Isso porque a modalidade, quase sempre paga e com a qualidade comprovadamente pior, engana com a aparência de facilidade pela falta de necessidade de locomoção e possibilidade de montar “horários próprios”. Ambos problemas que poderiam ser resolvidos com as políticas de permanência e turnos acessíveis nas universidades públicas.
Solução
Não há indícios de que o problema da precarização do ensino público, gratuito e de qualidade será resolvido. Para isso, precisaria de investimento. Nas últimas semanas o Tribunal de Contas da União já declarou que o orçamento da Educação será abaixo do piso até, pelo menos, 2024.
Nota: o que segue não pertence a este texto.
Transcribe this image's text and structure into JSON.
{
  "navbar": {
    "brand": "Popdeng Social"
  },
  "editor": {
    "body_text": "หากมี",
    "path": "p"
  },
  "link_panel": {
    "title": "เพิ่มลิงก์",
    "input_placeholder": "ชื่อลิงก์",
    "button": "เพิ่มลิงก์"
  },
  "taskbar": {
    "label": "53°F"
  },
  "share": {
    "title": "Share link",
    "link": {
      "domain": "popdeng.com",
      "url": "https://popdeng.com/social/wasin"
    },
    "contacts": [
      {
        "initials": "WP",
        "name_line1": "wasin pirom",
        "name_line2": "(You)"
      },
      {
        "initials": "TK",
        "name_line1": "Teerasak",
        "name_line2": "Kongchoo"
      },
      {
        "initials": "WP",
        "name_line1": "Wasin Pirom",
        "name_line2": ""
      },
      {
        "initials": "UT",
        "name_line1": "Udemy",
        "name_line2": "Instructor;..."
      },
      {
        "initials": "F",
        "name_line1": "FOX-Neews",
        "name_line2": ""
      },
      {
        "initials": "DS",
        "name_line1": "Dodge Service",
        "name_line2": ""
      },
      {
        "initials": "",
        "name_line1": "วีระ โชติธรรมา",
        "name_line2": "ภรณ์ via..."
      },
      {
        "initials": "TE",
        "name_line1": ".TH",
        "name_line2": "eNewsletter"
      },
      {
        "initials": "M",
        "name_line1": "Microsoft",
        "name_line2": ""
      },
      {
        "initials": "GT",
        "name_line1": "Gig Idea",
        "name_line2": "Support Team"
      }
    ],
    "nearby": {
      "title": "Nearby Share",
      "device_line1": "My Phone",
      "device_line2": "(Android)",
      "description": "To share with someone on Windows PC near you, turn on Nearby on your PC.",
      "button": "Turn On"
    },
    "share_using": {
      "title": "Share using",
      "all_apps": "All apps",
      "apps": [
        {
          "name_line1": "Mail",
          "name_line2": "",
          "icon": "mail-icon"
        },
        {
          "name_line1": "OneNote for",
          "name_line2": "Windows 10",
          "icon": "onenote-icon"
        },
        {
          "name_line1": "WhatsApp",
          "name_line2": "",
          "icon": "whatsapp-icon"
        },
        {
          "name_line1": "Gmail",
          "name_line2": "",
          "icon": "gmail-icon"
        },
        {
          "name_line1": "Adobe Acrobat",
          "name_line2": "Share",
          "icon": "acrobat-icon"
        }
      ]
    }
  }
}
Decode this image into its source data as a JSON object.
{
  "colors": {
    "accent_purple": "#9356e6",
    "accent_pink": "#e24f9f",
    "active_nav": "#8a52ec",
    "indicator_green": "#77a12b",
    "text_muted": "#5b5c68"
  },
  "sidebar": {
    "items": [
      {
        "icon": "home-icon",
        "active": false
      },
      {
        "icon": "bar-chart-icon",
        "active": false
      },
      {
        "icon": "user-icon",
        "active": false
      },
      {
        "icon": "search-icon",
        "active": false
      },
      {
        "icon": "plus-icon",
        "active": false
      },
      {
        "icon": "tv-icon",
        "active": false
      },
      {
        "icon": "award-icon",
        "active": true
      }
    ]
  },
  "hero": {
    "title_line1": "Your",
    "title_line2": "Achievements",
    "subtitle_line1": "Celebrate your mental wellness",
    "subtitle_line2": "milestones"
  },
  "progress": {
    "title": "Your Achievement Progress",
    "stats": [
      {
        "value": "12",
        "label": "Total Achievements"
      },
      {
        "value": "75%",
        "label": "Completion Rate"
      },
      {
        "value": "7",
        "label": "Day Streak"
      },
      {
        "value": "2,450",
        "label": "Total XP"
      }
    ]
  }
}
Por outro lado, estudantes de todo o País se mobilizam em jornadas massivas de luta por melhores condições na universidade. No dia 26/10, estudantes de Sociologia e Filosofia da Universidade Federal Fluminense (UFF), no Rio de Janeiro, conquistaram todas as suas reivindicações relativas à assistência estudantil após ocuparem um bloco da universidade. Suas pautas eram relacionadas à criação de um curso noturno, para possibilitar o ingresso de trabalhadores nos cursos.